Reiman turned to the story of media mogul Ted Turner to illustrate his point.  When Turner announced that he was launching a 24-hour news channel, scores of strategists scoffed at the idea.  They said it would never happen.  But Turner believed in his idea, fought for it, and ultimately changed the broadcast news landscape.  “The consultants said Turner’s idea would never work,” Reiman said.  “More consultancies need to be fired.”

 

A few years ago, MetLife called on BrightHouse to help the company “be big,” according to Reiman.  A team of BrightHouse “thinkers,” “luminaries in residence” and other hired guns, including the man who discovered the remains of the Titanic, were brought in to uncover MetLife’s big idea. 

 

“We look for divergent thinkers outside of the domain [of the company],” said Reiman, whose team of thinkers has included Nobel Prize winners.  Along with MetLife higher ups, BrightHouse thinkers reviewed MetLife’s 135-year history for keys to its future.  The slogan, “Have you met life today?” emerged from those efforts. 

 

“They wanted to rebuild the organization so that people could feel significant,” said Reiman.   The MetLife website states the company’s big idea:  “We focus on ‘life’ in MetLife to mean more than life insurance—it's about the celebration of life, beginnings and the financial freedom that leads to life significance.”

 

ACAC Conference chair and Goizueta professor of organization & management Richard Makadok believes Reiman is “insightful in really deep ways.” Makadok said, “Reiman challenges us by saying that it’s not competitive advantage that matters, but distinctive advantage.”

 

For instance, Reiman believes that being different is more important than being better.  Makadok’s take on that?  “If you aim to be better than your rivals (based on the same metrics), then even if you succeed, you’ll still have competition,” Makadok said.  “Be different, and you may carve out a niche where you have NO competition.”

 

Reiman wants company leaders to understand that the master idea will impact all company strategies and all company operations.  By having a master idea, Reiman argues, a company’s ideas, values and objectives will align.  “The master idea instructs and affirms,” said Reiman.  “Ideas are bigger than the executive.  If you find the right ones, people will follow in the truth’s footstep,” Reiman added. 

 

“What matters is authenticity,” translated Makadok.  “It’s the centerpiece of the master idea, of ethos—what makes you unique and distinct.  If competitive advantage emerges from being distinctive, then great.”

 

BrightHouse worked with the restaurant chain Red Lobster to help it become “more of who they are.”  With over 650 restaurants in the United States and Canada, Red Lobster is the number one seafood restaurant in the world.  Reiman notes that the company’s ethos was “entrenched in the sea,” but because of possible backlash from organizations like Greenpeace, the company was reluctant to mention the word “sea” in its advertising.  Reiman introduced Red Lobster executives to the phrase, “Serve the Sea,” and helped the company find its central fire.  “[That phrase] said that Red Lobster was in business for a reason; it had a reason for being,” said Reiman. 

         

On the Red Lobster’s website under the heading “Our Company,” the topic “Giving Back to the Sea” is listed above Frequently Asked Questions.  The restaurant’s parent company, Darden Restaurants, founded the Darden Environmental Trust to ensure that the company gives back as much as it takes.
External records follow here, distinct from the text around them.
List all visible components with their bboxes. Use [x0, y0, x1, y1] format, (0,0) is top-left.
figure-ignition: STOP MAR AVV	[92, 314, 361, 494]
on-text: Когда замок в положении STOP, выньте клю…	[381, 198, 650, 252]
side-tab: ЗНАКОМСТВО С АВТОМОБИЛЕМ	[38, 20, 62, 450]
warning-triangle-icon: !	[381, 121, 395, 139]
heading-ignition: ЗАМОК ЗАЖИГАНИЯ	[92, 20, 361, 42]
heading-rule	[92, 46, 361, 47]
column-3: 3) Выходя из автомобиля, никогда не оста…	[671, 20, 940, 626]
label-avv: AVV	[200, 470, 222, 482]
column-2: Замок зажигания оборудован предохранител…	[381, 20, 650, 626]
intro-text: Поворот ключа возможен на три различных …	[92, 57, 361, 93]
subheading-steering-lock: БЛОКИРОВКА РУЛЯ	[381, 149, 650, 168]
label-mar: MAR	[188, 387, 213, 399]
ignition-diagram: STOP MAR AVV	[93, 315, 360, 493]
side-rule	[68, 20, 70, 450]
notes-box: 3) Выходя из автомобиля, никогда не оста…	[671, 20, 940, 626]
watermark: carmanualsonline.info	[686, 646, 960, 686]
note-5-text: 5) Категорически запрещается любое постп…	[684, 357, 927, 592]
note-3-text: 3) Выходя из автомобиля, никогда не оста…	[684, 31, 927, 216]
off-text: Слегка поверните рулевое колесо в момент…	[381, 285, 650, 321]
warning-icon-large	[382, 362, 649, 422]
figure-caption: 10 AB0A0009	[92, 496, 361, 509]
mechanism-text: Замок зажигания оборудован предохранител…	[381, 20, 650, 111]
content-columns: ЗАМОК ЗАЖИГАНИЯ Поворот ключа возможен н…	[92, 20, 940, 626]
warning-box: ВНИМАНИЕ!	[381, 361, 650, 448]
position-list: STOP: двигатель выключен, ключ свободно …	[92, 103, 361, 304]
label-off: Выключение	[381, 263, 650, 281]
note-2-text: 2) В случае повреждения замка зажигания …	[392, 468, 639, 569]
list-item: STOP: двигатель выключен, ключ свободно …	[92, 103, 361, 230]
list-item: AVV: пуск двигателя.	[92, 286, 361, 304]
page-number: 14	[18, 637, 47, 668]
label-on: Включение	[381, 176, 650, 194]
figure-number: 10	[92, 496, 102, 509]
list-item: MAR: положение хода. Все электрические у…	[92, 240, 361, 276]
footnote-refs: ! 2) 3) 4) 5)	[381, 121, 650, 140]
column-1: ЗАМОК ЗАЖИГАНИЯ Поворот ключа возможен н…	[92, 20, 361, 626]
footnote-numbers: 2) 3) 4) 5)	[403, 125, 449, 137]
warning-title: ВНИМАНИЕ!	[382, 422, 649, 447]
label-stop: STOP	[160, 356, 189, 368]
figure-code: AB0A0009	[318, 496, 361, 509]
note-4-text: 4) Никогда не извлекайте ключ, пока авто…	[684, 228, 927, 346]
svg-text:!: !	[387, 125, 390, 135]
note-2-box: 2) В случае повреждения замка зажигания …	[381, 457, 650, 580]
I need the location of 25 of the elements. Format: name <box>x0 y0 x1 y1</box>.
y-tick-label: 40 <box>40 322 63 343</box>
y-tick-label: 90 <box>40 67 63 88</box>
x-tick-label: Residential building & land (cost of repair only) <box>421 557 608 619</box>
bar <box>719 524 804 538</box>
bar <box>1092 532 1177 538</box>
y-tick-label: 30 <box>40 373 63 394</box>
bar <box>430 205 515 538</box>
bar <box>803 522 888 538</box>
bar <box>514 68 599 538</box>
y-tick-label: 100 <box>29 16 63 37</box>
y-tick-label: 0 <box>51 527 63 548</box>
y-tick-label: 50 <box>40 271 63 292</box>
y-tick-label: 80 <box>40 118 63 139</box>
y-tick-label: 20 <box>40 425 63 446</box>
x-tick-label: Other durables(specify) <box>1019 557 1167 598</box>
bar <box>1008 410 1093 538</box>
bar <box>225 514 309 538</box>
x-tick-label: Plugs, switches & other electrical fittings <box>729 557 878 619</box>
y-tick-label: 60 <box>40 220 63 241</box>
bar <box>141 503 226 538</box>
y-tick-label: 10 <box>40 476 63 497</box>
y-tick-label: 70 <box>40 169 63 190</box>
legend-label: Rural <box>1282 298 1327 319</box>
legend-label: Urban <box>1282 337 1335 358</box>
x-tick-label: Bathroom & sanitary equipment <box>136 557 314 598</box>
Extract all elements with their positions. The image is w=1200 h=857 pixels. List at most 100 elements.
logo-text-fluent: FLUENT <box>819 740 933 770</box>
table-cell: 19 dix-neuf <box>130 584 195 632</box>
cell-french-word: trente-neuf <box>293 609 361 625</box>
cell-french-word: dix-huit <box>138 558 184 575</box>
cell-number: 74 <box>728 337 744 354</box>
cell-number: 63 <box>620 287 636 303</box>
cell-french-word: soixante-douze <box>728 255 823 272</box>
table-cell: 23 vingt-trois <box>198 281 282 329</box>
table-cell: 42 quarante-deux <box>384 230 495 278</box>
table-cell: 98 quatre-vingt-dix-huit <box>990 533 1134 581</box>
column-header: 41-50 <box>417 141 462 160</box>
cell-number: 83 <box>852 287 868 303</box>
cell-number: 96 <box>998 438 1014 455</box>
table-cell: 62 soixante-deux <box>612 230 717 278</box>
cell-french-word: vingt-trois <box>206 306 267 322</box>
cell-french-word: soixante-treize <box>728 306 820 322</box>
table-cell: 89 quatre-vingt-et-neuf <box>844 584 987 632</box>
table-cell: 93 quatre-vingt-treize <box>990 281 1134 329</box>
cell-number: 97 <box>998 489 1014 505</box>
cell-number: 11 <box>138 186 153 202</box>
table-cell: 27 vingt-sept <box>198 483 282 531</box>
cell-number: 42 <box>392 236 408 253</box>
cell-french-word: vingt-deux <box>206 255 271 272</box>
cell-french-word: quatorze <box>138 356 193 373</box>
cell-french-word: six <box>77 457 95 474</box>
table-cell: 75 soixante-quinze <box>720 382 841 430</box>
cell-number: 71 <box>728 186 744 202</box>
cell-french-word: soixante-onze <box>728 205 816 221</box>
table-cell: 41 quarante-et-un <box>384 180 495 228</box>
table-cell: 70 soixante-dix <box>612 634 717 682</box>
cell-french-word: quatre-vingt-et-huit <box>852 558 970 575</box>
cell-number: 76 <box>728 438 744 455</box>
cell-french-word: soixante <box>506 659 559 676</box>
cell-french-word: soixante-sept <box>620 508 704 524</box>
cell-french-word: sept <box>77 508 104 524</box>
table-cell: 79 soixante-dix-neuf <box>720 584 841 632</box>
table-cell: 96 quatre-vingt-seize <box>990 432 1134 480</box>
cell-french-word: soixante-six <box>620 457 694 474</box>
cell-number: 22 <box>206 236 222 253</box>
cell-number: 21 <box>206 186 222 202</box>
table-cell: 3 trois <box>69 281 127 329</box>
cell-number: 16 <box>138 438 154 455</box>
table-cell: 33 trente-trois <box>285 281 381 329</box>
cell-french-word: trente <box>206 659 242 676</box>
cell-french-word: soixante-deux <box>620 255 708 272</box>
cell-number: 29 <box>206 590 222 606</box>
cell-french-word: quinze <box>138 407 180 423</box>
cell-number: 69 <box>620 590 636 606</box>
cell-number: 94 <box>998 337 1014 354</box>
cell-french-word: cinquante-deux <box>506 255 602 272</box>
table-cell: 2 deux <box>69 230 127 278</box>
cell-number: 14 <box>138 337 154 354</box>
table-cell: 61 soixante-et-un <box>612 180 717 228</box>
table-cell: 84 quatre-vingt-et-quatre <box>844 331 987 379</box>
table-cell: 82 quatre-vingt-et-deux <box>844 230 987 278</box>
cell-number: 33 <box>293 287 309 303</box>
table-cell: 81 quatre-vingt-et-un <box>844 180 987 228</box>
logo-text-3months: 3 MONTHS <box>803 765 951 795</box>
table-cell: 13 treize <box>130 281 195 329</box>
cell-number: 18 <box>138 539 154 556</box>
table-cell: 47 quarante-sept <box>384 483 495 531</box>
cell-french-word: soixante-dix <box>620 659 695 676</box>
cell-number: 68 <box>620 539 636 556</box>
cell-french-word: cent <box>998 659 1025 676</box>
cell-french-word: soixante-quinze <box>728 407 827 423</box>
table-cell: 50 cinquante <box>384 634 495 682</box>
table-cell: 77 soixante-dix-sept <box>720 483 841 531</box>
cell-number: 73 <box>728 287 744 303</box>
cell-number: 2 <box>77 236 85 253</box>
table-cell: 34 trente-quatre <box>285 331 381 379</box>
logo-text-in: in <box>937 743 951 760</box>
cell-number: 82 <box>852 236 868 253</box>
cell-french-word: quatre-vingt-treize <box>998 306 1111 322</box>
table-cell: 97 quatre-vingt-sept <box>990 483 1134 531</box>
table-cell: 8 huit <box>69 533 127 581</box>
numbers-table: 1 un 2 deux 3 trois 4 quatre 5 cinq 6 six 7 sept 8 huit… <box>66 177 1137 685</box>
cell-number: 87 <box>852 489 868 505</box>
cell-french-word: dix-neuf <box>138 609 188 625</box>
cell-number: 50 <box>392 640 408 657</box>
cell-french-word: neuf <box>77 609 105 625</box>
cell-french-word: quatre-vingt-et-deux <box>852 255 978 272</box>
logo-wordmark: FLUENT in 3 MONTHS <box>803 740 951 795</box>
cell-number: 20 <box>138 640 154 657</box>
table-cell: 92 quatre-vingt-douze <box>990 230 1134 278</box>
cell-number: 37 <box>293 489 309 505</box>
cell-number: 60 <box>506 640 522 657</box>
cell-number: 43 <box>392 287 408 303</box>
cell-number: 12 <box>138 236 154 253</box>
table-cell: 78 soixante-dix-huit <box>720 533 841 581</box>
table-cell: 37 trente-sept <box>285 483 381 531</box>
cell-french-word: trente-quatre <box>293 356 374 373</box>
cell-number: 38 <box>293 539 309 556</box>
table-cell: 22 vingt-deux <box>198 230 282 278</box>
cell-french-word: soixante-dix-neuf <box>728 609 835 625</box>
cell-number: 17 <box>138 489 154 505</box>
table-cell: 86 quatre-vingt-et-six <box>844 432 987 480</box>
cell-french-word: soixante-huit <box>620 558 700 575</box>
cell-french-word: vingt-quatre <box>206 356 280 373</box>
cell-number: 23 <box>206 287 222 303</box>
Finding the right balance between feeding the growing population and preserving nature is the Trust's primary goal.  “It’s more than just a bottom line social strategy,” said Reiman.  “They want a legacy.”

 

By recalling why the company was in business in the first place, Red Lobster was able to differentiate itself from the rest—to be distinctive.  “What Reiman is telling us is that it can be counter-productive to focus on trying to establish an advantage relative only to the competition,” said Makadok.  “Competitive advantage may not be the whole point—being different may be more important than being better.”